The Bank and Kim’s leadership have also been repeatedly criticised by civil society, in particular with regards to the recently completed environmental and social safeguards review, in terms of both process and outcome (see Observer Autumn 2016). As the new framework was signed off by the Bank’s board in early August, lack of genuine stakeholder engagement was raised by Nezir Sinani and Elana Berger of the US-based NGO Bank Information Center, writing for news site Huffington Post. They commented that the Bank “does not appear to have taken on board the vast majority of the input provided by civil society, with Bank management instead clearly prioritising the desires of client governments.”

External pressures

The selection process took place as the World Bank is experiencing increased competition from new players in the international financial arena (see Observer Autumn 2014). It is also seeking to rally donor funding for its low income country arm, the International Development Association (IDA), amidst concerns over weak results (see Observer Summer 2016). In a mid-September blog on Economia Devesh Kapur of the University of Pennsylvania commented: “Having found their own alternatives for most of what the Bank does, [emerging powers’] indifference to a second term for Kim suggests that they simply don’t think the Bank matters much anymore.” In 2015 the Bank launched a “Forward Look” process, due to be discussed at the annual meetings in early October.
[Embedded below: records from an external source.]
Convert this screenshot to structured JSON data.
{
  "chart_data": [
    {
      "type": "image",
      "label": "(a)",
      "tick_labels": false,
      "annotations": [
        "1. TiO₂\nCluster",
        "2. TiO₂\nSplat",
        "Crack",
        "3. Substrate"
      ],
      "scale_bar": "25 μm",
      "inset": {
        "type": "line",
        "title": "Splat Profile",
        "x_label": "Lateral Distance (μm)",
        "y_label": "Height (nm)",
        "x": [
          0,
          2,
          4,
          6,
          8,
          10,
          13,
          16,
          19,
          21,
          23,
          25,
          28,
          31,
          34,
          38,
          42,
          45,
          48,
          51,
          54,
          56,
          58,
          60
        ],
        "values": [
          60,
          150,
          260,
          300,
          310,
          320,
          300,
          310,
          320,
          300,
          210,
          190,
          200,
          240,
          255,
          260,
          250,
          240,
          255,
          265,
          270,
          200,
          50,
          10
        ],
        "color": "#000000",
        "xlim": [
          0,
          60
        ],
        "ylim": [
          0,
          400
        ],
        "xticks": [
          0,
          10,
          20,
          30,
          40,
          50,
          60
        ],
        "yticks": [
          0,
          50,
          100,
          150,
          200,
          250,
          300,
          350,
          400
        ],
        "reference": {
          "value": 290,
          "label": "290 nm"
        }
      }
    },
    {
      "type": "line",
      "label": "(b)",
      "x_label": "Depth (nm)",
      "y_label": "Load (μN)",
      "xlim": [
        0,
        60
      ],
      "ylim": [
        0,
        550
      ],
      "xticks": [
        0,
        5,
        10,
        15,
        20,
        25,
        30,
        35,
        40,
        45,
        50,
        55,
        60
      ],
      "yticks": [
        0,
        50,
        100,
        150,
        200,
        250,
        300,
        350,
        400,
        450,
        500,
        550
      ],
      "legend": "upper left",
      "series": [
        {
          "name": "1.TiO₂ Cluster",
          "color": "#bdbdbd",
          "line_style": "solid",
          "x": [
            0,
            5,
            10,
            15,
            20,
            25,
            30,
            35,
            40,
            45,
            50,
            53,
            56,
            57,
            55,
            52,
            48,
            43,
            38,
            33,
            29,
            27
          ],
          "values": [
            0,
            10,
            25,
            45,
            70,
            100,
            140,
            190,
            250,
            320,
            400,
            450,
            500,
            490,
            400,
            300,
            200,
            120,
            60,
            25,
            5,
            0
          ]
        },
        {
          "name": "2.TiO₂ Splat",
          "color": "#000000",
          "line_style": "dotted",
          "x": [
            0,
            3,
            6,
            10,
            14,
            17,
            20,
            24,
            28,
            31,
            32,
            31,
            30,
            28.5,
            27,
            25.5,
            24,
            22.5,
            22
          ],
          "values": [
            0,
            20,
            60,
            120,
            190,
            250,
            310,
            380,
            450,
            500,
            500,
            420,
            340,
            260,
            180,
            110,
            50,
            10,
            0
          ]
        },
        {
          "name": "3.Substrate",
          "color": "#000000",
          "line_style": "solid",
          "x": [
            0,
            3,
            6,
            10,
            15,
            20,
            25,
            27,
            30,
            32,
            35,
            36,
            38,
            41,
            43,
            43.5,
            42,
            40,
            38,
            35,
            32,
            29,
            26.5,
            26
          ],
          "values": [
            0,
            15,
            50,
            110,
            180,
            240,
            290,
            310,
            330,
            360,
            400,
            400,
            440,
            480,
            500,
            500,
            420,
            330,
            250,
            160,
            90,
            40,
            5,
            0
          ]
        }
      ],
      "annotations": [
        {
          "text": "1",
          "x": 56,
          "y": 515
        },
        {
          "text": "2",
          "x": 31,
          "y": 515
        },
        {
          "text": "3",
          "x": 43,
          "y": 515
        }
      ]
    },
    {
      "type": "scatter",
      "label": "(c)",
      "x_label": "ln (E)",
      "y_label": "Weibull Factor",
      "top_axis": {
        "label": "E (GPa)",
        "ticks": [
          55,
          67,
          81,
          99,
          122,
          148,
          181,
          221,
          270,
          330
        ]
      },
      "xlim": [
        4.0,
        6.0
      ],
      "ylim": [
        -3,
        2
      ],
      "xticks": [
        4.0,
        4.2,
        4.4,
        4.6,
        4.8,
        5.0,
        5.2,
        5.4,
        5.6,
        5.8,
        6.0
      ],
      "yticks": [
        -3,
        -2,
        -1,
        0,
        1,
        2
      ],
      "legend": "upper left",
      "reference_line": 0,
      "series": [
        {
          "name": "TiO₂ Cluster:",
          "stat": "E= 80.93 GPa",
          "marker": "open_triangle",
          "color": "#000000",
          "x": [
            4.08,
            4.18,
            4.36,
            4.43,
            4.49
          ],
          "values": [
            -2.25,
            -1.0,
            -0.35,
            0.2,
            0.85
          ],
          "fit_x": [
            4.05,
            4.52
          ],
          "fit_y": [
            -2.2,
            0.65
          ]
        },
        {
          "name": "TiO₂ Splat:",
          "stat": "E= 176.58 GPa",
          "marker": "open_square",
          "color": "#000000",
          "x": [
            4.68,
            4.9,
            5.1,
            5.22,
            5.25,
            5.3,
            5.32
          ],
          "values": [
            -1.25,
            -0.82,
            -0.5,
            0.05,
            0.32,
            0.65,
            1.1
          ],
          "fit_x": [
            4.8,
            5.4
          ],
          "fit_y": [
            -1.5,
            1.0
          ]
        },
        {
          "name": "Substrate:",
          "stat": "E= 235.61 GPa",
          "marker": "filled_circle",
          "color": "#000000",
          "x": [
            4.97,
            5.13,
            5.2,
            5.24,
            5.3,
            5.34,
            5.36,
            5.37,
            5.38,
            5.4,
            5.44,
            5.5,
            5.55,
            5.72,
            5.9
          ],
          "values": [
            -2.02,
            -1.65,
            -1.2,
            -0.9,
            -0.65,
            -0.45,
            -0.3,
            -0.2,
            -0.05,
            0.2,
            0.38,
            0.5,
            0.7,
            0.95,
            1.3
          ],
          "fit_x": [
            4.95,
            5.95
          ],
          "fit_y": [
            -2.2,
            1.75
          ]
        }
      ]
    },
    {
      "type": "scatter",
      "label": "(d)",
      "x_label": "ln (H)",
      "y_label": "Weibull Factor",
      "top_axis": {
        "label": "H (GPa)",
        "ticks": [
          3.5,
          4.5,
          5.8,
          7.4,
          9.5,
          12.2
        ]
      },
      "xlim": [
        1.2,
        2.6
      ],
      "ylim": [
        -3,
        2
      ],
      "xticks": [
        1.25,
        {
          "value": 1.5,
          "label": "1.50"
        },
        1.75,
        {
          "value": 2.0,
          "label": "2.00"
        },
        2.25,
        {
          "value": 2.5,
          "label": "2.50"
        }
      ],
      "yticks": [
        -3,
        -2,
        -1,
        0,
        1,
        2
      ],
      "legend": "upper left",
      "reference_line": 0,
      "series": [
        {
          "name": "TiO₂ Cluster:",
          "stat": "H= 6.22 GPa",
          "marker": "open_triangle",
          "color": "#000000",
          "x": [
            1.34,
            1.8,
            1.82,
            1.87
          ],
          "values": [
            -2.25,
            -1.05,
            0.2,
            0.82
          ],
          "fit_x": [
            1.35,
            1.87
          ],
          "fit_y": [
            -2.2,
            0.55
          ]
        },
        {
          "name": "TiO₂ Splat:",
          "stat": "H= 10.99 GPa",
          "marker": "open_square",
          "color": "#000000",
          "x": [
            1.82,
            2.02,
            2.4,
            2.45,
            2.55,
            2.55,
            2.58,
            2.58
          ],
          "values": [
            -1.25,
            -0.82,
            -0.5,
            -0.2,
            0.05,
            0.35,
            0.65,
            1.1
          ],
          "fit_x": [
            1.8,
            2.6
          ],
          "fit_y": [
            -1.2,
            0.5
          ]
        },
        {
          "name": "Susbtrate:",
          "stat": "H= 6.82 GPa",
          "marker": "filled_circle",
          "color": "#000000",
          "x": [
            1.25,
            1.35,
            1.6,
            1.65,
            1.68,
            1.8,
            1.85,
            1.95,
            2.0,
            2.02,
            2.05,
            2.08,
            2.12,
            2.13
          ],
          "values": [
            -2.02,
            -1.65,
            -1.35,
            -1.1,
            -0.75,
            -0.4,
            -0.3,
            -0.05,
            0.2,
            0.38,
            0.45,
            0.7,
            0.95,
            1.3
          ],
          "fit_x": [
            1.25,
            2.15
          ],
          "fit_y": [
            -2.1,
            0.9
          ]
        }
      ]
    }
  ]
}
No public document has been released to date, but other official documents frame the exercise as addressing “three interrelated challenges of the changes in the external environment, the WBG’s ability to adapt to these changes, and its financial capacity”.

While the US affirmed its hold over the presidential position through the nomination of Kim, the Bank also sought to strengthen its relationship with China (see Observer Spring 2016). In the past six months the Bank has signed agreements with China’s Asian Infrastructure Investment Bank, (see Observer Summer 2016) and the BRICS’ (Brazil, Russia, India, China, South Africa) New Development Bank. In August the World Bank issued a yuan-denominated World Bank bond in the Chinese domestic market, and in September it announced a new partnership with China on renewable energy in Africa. China confirmed its support for Kim in early September, lauding his “constructive role in promoting cooperation between the World Bank and China”.

Controversy, however, remains over voting rights at the Bank, with emerging economies making no secret of seeking a bigger role in the institution. Following the 2015 shareholding review, also on the agenda for the annual meetings is a new “dynamic formula”, using economic weight (based on GDP) and development impact (based on IDA contributions), to determine countries’ shareholding and thus voting power in the Bank. The review forms part of the Bank’s “voice reform” process, initiated in 2010 with an aim to increase developing countries’ representation at the Bank (see Observer Spring 2016, Autumn 2015). A March interim progress report revealed tensions and called for “significant compromise on currently stated positions” to be able to reach agreement in time, in particular on how to reflect “the relative weights to be given to historic and recent IDA contributions and the overall weight of IDA in the formula.”

Jorge Daniel Taillant, of Argentinian NGO the Center for Human Rights and Environment, commented: “The ‘pay to play’ dynamics of Bank leadership is clearly an ongoing dominant paradigm that doesn’t show signs of change or any real willingness of the countries that currently call the shots to modify. Further, we have seen a dangerous pendulum swing towards less transparent and less participatory governance of some of the member states at the World Bank. That’s not the sort of leadership the world needs today.”